Review: Engineering Particles Using the Aerosol-Through-Plasma Method (original) (raw)

2009, IEEE Transactions on Plasma Science

For decades plasma processing of materials on the nano-scale has been an underlying enabling technology for many 'planar' technologies, particularly virtually every aspect of modem electronics from integrated circuit fabrication with nano-scale elements to the newest generation of photovoltaics. However, it is only recent developments that suggest plasma processing can be used to make 'particulate' structures of value in fields including catalysis, drug delivery, imaging, higher energy density batteries and other forms of energy storage. In this review the development of the science and technology of one class of plasma production of particulates, Aerosol-Through-Plasma (A-T-P) is reviewed. Various plasma systems, particularly RF and microwave, have been used create nanoparticles of metals and ceramics, as well as supported metal catalysts. Gradually the complexity of the nanoparticles, and concomitantly their potential value, has increased. First, unique two layer particles were generated. These were post processed to create unique three layer nano-scale particles.

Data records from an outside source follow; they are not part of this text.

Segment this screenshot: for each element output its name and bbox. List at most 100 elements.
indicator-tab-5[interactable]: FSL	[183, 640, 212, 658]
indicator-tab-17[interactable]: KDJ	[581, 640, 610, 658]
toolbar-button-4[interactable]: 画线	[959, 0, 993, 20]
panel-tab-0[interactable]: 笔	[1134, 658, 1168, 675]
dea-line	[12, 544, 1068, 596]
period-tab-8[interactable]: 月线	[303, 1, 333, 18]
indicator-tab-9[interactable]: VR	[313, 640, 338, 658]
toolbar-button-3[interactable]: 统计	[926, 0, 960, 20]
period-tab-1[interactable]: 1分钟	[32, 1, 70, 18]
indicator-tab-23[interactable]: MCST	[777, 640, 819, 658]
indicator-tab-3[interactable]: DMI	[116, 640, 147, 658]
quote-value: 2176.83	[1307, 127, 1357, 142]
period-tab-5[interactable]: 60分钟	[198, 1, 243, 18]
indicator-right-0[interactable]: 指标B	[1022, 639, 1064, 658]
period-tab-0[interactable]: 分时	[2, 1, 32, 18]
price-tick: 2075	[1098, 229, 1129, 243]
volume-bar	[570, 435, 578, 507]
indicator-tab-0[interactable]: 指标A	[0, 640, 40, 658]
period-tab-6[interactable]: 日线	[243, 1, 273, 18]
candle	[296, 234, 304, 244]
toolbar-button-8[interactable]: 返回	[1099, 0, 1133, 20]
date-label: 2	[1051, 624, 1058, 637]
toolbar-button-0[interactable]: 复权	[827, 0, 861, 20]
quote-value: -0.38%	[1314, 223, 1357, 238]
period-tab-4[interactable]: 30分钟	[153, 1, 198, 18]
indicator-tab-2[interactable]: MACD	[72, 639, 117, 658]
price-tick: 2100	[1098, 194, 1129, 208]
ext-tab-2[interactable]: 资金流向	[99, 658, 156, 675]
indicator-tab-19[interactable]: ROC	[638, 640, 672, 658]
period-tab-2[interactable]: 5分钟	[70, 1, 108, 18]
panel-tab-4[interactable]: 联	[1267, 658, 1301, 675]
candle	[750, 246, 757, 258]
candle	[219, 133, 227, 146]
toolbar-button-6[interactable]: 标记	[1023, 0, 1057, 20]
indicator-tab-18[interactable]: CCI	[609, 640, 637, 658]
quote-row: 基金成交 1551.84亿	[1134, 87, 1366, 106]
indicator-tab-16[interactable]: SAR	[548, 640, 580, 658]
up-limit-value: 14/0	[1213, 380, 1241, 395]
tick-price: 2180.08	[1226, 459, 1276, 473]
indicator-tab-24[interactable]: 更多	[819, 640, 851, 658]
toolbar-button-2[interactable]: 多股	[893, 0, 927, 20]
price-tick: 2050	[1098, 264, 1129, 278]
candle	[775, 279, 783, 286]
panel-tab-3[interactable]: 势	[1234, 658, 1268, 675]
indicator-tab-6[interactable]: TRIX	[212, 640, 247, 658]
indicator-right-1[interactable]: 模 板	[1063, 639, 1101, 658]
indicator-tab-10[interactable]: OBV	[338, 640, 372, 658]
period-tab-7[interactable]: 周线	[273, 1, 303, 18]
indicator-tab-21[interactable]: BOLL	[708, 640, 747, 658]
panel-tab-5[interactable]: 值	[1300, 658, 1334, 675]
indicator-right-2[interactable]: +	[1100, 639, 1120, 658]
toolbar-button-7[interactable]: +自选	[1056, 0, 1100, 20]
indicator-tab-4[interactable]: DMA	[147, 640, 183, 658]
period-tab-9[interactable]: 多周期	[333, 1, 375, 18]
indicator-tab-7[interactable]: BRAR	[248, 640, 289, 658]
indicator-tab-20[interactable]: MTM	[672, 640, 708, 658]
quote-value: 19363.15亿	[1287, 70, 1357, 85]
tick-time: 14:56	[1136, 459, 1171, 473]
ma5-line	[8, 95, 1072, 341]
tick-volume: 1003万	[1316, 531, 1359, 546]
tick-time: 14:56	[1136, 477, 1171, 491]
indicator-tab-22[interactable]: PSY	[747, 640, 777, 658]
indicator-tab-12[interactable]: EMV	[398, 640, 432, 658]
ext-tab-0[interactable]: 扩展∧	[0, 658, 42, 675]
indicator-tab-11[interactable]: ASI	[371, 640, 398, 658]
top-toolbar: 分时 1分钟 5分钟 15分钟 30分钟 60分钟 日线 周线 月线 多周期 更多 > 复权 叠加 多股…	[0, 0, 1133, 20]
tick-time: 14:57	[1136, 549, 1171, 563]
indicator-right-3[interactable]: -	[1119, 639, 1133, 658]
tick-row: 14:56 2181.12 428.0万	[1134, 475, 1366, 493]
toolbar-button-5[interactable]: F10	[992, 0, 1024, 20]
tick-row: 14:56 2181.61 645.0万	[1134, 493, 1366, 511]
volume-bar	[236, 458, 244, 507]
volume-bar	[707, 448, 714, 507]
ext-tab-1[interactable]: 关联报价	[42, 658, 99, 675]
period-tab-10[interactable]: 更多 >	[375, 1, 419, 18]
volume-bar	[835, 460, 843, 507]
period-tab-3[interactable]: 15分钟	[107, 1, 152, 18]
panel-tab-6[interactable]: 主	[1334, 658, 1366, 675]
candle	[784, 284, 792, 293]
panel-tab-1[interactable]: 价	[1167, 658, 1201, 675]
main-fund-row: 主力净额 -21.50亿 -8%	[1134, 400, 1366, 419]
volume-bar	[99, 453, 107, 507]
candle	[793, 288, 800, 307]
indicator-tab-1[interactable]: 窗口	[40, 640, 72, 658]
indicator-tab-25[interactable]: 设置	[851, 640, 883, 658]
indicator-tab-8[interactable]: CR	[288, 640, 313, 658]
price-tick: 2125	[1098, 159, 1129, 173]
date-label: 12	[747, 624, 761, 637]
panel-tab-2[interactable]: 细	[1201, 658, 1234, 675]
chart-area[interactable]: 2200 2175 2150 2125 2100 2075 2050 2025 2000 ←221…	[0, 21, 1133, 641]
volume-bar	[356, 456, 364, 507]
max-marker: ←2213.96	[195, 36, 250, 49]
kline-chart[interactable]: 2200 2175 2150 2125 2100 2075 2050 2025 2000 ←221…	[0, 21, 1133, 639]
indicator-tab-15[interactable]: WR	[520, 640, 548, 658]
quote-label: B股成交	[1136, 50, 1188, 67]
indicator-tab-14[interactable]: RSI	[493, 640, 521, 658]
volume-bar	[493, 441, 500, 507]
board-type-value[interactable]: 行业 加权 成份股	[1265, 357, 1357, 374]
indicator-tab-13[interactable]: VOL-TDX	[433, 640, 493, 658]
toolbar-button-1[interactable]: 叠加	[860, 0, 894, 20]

Also, the technique has been successfully employed to make other high value materials including carbon nanotubes, unsupported graphene, and spherical boron nitride. Some interesting plasma science has also emerged from efforts to characterize and map aerosol containing plasmas. For example, it is clear that even a very low concentration of particles dramatically changes plasma characteristics. Some have also argued that the local-thermodynamic-equilibrium approach is inappropriate to these systems. Instead, it has been suggested that charged species and neutral species models must be independently developed and allowed to 'interact' only in generation terms.